Many of the landmarks within Plymouth Harbor were named by the Pilgrims, a prime example being Bug Light. The light juts out of the water to mark a dangerous shoal for ships to avoid. Corcoran, now narrating the tour, explains how it’s called the Bug Light because pilgrims would often catch lobsters off this spot. Unfamiliar to English waters, lobsters were referred to as “bugs” by the settlers.

“It’s the kind of stuff they don’t teach you in history class,” Corcoran said. “You get an insight into the way things used to be in Plymouth. It’s interesting to hear about the origin of things.”

As the Pilgrim Belle turns around at the tip of Long Beach to head back to port, snacks and drinks are offered and music fills the loud speakers. The hits from Jimmy Buffett, The Beach Boys, and Bob Marley fill the deck on the boat with, as Corcoran puts it, “good vibes.”

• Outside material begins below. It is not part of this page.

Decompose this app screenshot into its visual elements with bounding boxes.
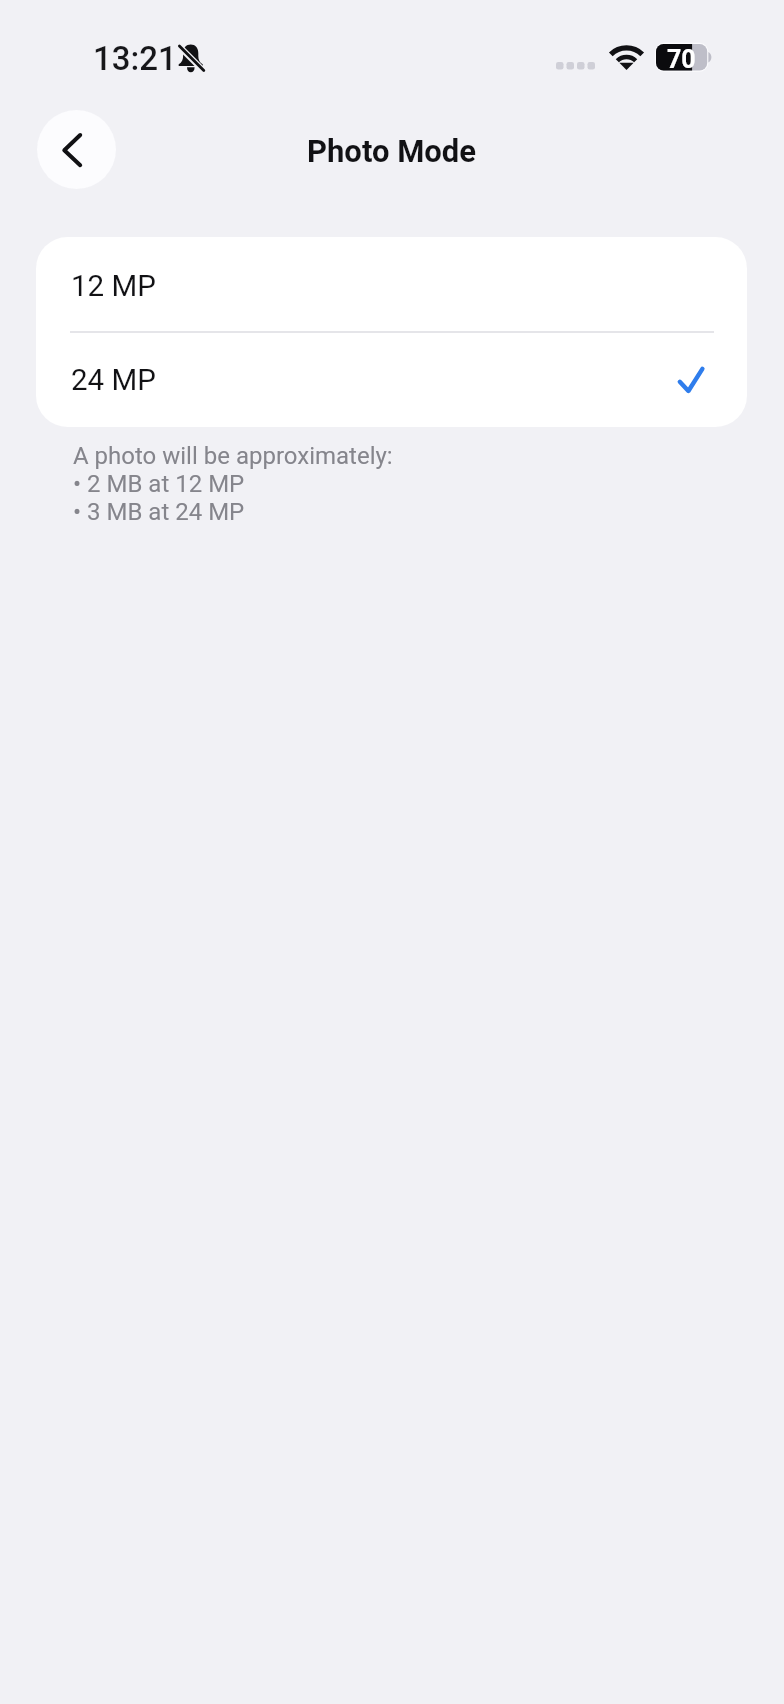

“This element of the tour makes us unique,” she said. “Typically on a harbor tour you’re just sitting there listening and looking. We make ours interactive as well as enjoyable. There’s nothing better than being on the water in the summer listening to ‘feel good’ music.”

As the sun beat down and the cool ocean breeze blew, the old vessel came into port, releasing its passengers with an updated knowledge of the area. Unlike most harbor tours, this is one Corcoran believes is worth taking again.

“We get a lot of people who come back and take our tour each year,” said Corcoran. “They like the relaxed nature of it.”

As I got off the boat, I was even offered with a friendly suggestion for where to find the best lobster roll in the harbor area. Corcoran suggested Wood’s Seafood…and it was A+ fresh and excellent quality.